GPU Passthrough Benchmarks
NVIDIA's GPU passthrough in WSL2 is remarkably efficient. Independent benchmarks show:
- Compute performance: 95-99% of native Linux CUDA performance for matrix operations and training loops.
- Memory bandwidth: Near-native, within 2-5% of bare metal.
- Inference latency: Identical to native for batch sizes commonly used in LLM inference.
- PCIe overhead: Minimal — the GPU is assigned directly to the WSL2 VM through paravirtualization.

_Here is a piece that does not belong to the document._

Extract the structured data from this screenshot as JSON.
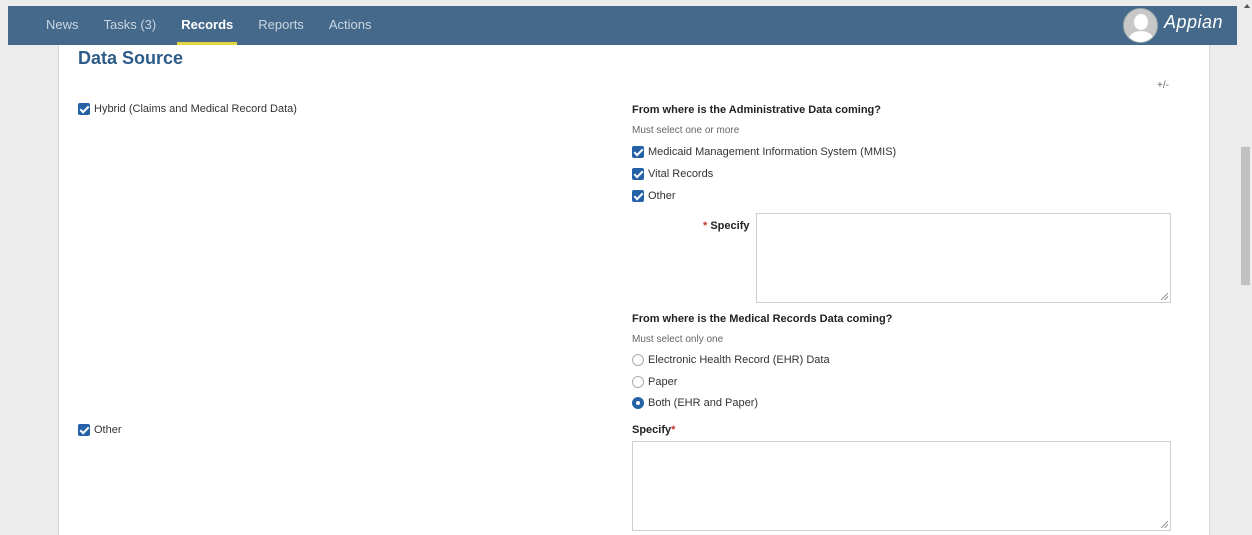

In practice, you will not notice a difference between training on WSL2 versus a native Linux install. The only exception is multi-GPU setups, where NVLink performance may have slight overhead.
Common Issues and Fixes
WSL2 running out of memory
By default, WSL2 can use up to 50% of your total RAM. For AI workloads, you need more. Create %UserProfile%/.wslconfig:
[wsl2] memory=32GB processors=8 swap=8GB localhostForwarding=true
Restart WSL2: wsl --shutdown then launch again.
CUDA out of memory errors
Monitor GPU memory usage with watch -n 1 nvidia-smi. If you run multiple models simultaneously, you may exhaust VRAM. Clear the cache:
sudo fuser -v /dev/nvidia*
Or simply restart the WSL2 instance.
Network issues with VPNs
Some VPNs interfere with WSL2 networking. If you cannot access the internet inside WSL2, try disabling the VPN or configuring split tunneling to exclude WSL2 traffic.
File permissions
When cloning repositories or moving files, you may encounter permission issues. Use chmod and chown inside WSL2 rather than trying to fix permissions from Windows.
Docker daemon not starting
If Docker fails to start, ensure virtualization is enabled in BIOS and that Hyper-V is turned on in Windows Features:
dism.exe /online /enable-feature /featurename:Microsoft-Hyper-V /all /quiet
Conclusion
WSL2 has eliminated the last remaining reason to dual-boot for AI development. With GPU passthrough, native Linux performance, and seamless VS Code integration, you get a world-class AI development environment without leaving Windows. The setup takes about an hour, and the productivity gains are enormous.